Я заплакала. Мы, конечно, еще и выпили до того, да и перетрахались, нервы напряжены, ну и началась у меня истерика. Он растерялся, идиот, как будто можно, лежа на бабе, ей спокойно сообщать, что вчера женился, а она только улыбаться будет. И ведь абсолютно он мне не нужен, ну просто красивый мужик и в постели хорош, но совершенно чужой, а все равно обидно, никак не могу остановиться, реву уже в голос, причитаю что-то вроде «как ты мог, как ты мог» или еще какую-то такую же пошлятину, он, чтобы успокоить, мне еще рюмочку, еще, а я только сильнее, опухла уже. Но при этом сама замечаю, что руки мои делают свое дело, и он уже, хотя и устал, снова почти готов, а я не отстаю и про себя думаю, какая же я мерзость, слезы текут, икаю уже, а все терзаю его, и он наконец завелся, зарычал, вцепился зубами в сосок – и лежу я вся мокрая и сверху, и снизу, и липкая, и кожу уже стягивает на животе от выплеснувшейся его любви, откуда в нем столько накопилось-то при молодой жене и почти целой ночи со мной... А жена его, оказывается, вечером в Нижний улетела – тоже какая-то не то актерка, не то певица, нашего блядского занятия девушка.

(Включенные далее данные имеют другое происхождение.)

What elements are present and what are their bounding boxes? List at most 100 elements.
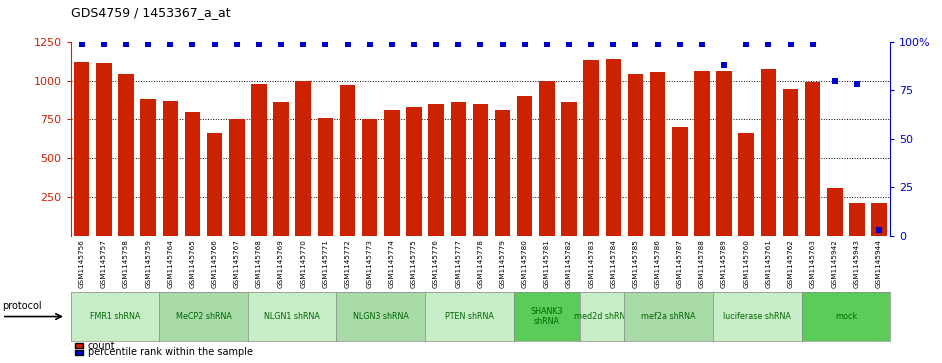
Bar bbox=[627, 74, 643, 236]
Point bbox=[406, 41, 421, 46]
Bar bbox=[74, 62, 89, 236]
Text: GSM1145763: GSM1145763 bbox=[810, 239, 816, 287]
Point bbox=[540, 41, 555, 46]
Bar bbox=[296, 81, 311, 236]
Text: GSM1145776: GSM1145776 bbox=[433, 239, 439, 287]
Bar bbox=[694, 71, 709, 236]
Point bbox=[871, 227, 886, 233]
Bar bbox=[317, 118, 333, 236]
Bar bbox=[163, 101, 178, 236]
Bar bbox=[716, 71, 732, 236]
Text: GSM1145788: GSM1145788 bbox=[699, 239, 705, 287]
Bar bbox=[783, 89, 798, 236]
Point bbox=[163, 41, 178, 46]
Bar bbox=[539, 81, 555, 236]
Text: GSM1145757: GSM1145757 bbox=[101, 239, 106, 287]
Bar bbox=[273, 102, 289, 236]
Point bbox=[650, 41, 665, 46]
Text: GDS4759 / 1453367_a_at: GDS4759 / 1453367_a_at bbox=[71, 6, 230, 19]
Point bbox=[717, 62, 732, 68]
Text: mef2a shRNA: mef2a shRNA bbox=[642, 312, 696, 321]
Text: NLGN1 shRNA: NLGN1 shRNA bbox=[264, 312, 320, 321]
Bar bbox=[650, 72, 665, 236]
Bar bbox=[561, 102, 577, 236]
Point bbox=[561, 41, 577, 46]
Text: GSM1145773: GSM1145773 bbox=[366, 239, 373, 287]
Text: MeCP2 shRNA: MeCP2 shRNA bbox=[175, 312, 232, 321]
Text: GSM1145762: GSM1145762 bbox=[788, 239, 793, 287]
Text: GSM1145761: GSM1145761 bbox=[765, 239, 771, 287]
Bar bbox=[229, 119, 245, 236]
Bar bbox=[96, 64, 111, 236]
Text: SHANK3
shRNA: SHANK3 shRNA bbox=[530, 307, 563, 326]
Bar bbox=[517, 96, 532, 236]
Text: GSM1145772: GSM1145772 bbox=[345, 239, 350, 287]
Bar bbox=[362, 119, 378, 236]
Text: GSM1145786: GSM1145786 bbox=[655, 239, 660, 287]
Text: GSM1145778: GSM1145778 bbox=[478, 239, 483, 287]
Text: GSM1145766: GSM1145766 bbox=[212, 239, 218, 287]
Point bbox=[739, 41, 754, 46]
Bar bbox=[384, 110, 399, 236]
Point bbox=[229, 41, 244, 46]
Bar bbox=[827, 188, 842, 236]
Bar bbox=[252, 84, 267, 236]
Point bbox=[584, 41, 599, 46]
Bar bbox=[583, 60, 599, 236]
Bar bbox=[495, 110, 511, 236]
Point bbox=[517, 41, 532, 46]
Point bbox=[384, 41, 399, 46]
Point bbox=[96, 41, 111, 46]
Text: GSM1145760: GSM1145760 bbox=[743, 239, 749, 287]
Text: GSM1145782: GSM1145782 bbox=[566, 239, 572, 287]
Point bbox=[805, 41, 820, 46]
Point bbox=[850, 82, 865, 87]
Text: mock: mock bbox=[835, 312, 857, 321]
Text: GSM1145784: GSM1145784 bbox=[610, 239, 616, 287]
Text: luciferase shRNA: luciferase shRNA bbox=[723, 312, 791, 321]
Point bbox=[628, 41, 643, 46]
Point bbox=[317, 41, 333, 46]
Text: FMR1 shRNA: FMR1 shRNA bbox=[89, 312, 140, 321]
Point bbox=[340, 41, 355, 46]
Bar bbox=[406, 107, 422, 236]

Утром, по серому отвратительному рассвету, на котором каждая морщина видна, каждый прыщик сияет, вышли мы с ним из Бориной мастерской и попрощались. Такой вот подарок я себе сделала к сорокалетию: убедилась, что все чувства на месте, и наоралась, и наплакалась, как молодая.
И пошлепала я одна домой не спеша, благо недалеко. До Женькиного питерского поезда еще оставался час, да пока он с вокзала доберется – вполне можно пройтись по свежему воздуху. Шла я по моей любимой Поварской, мимо старого Дома кино, перешла Садовую, по переулкам. И удивлялась, что после такой ночи усталой себя не чувствую и не болит ничего, даже голова, а ведь не спали ни минуты.